After the passing of Pope John Paul II in 2005, Cardinal Martini came a close second in the papal candidacy to Joseph Ratzinger (now known as Pope Benedict XVI). The contrast between the two men is as dichotomous as can be—with Benedict on the right, and Martini on the left. By some reports, Cardinal Martini received more votes than Cardinal Ratzinger on the first ballot. When it came down to it—according to many commentators—the college of cardinals elected a man in better health, who aligned with the traditional ideals of the church.
In 2006 Martini spoke out against the church’s view on contraception, arguing that condoms were the lesser of two evils in regards to the rampant spread of HIV-AIDS in sub-Saharan Africa.
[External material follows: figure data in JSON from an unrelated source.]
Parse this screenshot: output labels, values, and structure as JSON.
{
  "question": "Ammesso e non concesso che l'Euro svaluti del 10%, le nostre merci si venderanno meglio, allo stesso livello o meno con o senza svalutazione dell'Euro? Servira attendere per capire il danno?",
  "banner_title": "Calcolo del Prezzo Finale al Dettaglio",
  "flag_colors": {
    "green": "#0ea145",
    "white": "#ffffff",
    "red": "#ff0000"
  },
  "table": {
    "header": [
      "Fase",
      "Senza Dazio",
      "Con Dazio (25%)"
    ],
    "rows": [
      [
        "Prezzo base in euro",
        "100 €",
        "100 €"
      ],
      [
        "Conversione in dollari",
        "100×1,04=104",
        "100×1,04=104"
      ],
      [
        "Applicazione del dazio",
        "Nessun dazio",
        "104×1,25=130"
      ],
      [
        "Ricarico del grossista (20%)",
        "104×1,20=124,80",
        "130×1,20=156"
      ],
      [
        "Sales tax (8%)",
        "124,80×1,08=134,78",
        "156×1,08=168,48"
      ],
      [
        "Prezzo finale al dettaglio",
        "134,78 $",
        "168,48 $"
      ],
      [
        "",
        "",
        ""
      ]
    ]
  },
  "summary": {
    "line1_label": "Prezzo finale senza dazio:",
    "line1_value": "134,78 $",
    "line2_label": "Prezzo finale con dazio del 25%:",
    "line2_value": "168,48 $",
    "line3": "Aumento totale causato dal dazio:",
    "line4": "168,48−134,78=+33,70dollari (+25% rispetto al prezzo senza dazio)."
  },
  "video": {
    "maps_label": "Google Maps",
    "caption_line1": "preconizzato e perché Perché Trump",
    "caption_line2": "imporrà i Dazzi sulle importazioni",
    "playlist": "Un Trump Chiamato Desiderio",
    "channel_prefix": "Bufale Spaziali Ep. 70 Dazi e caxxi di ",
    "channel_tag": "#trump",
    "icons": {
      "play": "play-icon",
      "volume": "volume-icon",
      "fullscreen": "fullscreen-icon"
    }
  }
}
He also spoke out against the church’s long-standing stance on gay marriage—going as far as to say he understood the need for Pride parades as a tool of self-affirmation for the LGBT community.
In an interview published after his death in the Italian newspaper Corriere della Sera, Martini said the church was 200 years out of date and spoke about the need for change.
“The church is tired,” said Martini in the interview. “Our culture has aged, our churches are huge, our religious houses are empty and the bureaucratic machinery grows, our rites and our vestments are pompous. People surrounding me make me feel love[d]. This love is stronger than the sentiment of mistrust which I sometimes perceive towards the church in Europe.”
So back to the reason why a Jew from Montreal is mourning the loss of a cardinal from Milan: we live in a time where religious teachings are considered by some to be justification for racism, homophobia, and terrorism. While we can say it has been this way for as long as religion has existed, we are finally at a place where many can see the error in this way of thinking. People like Cardinal Martini are hard to find—he was a devoutly religious man who, despite living with scripture for many years, acknowledged the need for change.
It takes a lot of courage for a person to go against an institution like the Catholic Church, and even more so for someone who has been a high-ranking member for decades. Every generation has certain people who fight for what they believe to be right, and we had Carlo Maria Martini.
You stood for basic rights for all people, no matter how different from you, and for that, may you truly rest in peace, Cardinal Carlo Maria Martini.